B.C. has a solid brief. Our economies are braided. Tariffs gum up supply chains; costs climb for builders and homeowners; jobs shift or stall. Those facts persuade when the audience is ready to hear them. TV attacks don’t create readiness. They create reaction.

And reaction has a calendar. America is always in an election somewhere. Congress is always close to a hearing. Add the approaching review of the continental trade pact and you’ve got a room full of accelerants. In that room, buying airtime looks less like persuasion and more like a dare, especially when the last dare ended badly.

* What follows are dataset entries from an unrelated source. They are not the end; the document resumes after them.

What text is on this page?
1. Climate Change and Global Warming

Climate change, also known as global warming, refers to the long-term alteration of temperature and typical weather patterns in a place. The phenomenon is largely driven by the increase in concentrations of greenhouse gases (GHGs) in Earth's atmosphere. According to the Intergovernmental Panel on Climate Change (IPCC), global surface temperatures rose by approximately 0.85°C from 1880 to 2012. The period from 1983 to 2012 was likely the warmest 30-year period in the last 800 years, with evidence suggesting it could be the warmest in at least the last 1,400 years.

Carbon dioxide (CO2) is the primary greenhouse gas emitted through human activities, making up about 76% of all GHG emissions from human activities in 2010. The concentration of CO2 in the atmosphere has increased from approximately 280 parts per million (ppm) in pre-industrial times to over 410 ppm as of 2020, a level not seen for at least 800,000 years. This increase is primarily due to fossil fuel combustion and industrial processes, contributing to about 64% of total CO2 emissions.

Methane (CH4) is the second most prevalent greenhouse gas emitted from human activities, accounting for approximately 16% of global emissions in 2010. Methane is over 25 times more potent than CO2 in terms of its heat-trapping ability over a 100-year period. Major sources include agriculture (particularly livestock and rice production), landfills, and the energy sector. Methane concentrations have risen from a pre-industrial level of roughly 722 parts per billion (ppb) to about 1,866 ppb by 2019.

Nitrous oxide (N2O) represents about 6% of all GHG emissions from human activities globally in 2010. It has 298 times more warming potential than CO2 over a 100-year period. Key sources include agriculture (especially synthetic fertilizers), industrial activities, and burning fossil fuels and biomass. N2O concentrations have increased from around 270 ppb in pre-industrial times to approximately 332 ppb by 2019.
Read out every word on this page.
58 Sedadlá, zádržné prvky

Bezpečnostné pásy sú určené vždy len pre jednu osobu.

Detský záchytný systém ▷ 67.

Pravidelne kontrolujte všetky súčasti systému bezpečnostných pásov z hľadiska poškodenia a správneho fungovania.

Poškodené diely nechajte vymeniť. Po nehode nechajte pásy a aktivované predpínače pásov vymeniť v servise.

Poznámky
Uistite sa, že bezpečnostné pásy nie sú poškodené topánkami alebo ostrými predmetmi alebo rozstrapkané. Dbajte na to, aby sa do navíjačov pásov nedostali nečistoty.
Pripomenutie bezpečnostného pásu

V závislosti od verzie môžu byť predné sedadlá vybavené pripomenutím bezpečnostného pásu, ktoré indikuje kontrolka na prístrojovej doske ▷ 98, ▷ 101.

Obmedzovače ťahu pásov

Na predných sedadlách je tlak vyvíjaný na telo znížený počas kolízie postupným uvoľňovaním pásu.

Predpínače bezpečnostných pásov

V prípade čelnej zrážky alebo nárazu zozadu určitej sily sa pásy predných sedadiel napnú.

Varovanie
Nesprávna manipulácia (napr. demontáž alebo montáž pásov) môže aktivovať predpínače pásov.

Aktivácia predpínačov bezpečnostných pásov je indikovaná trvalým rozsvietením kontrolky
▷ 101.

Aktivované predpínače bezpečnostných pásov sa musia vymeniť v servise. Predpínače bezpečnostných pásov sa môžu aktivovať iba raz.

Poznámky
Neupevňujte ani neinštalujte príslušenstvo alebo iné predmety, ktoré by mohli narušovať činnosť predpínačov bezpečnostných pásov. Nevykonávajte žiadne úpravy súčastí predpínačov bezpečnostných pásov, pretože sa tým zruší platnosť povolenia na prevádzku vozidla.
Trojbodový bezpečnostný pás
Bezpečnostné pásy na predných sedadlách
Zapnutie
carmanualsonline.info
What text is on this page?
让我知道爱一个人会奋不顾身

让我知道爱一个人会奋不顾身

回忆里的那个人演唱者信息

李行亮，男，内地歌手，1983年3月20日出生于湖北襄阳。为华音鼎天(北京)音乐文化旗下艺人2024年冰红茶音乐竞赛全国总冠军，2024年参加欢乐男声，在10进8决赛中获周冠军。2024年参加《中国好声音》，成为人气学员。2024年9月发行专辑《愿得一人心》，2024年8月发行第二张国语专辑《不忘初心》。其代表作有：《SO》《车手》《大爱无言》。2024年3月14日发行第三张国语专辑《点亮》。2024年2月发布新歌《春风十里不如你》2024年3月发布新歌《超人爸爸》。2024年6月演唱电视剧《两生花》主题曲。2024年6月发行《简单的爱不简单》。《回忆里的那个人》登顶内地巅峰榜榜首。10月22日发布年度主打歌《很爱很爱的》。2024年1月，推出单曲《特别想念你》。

Cleaner, proven tools don’t set off the smoke alarm. Enlist American validators, work statehouses, and feed aides evidence. If your audience is homeowners, don’t preach during sports. Find builders, retailers, and insurers to explain how tariffs pad project costs and delay rebuilds after storms.

Ask for specific relief tied to housing or disaster recovery. In relationship terms, make a repair attempt, not a grand speech. Stay away from broadsides. Quiet memos beat loud commercials. No one likes being cornered in front of their family, least of all a superpower with an itchy temperament.

Catharsis isn’t strategy. Ads feel good because they let us perform our righteousness. But they also lock both sides into roles of the injured and the injurer that are hard to escape without “losing.” If we believe in the relationship, we shouldn’t try to win it on the jumbotron or the American-owned social network. We should meet in smaller rooms, define success for both, bring receipts, data and concessions, and leave with next steps, not zingers.

Ontario’s episode is the parable. If B.C. insists on more airtime to lecture Americans about tariffs, we’ll get more of what we just got, including a harder opponent and colder talks. If we want results, we’ll pick the boring tools that move needles precisely because no one is watching. Keep the ads off the air.

Kirk LaPointe is a Lodestar Media columnist with an extensive background in journalism. He is vice-president in the office of the chair at Fulmer & Company.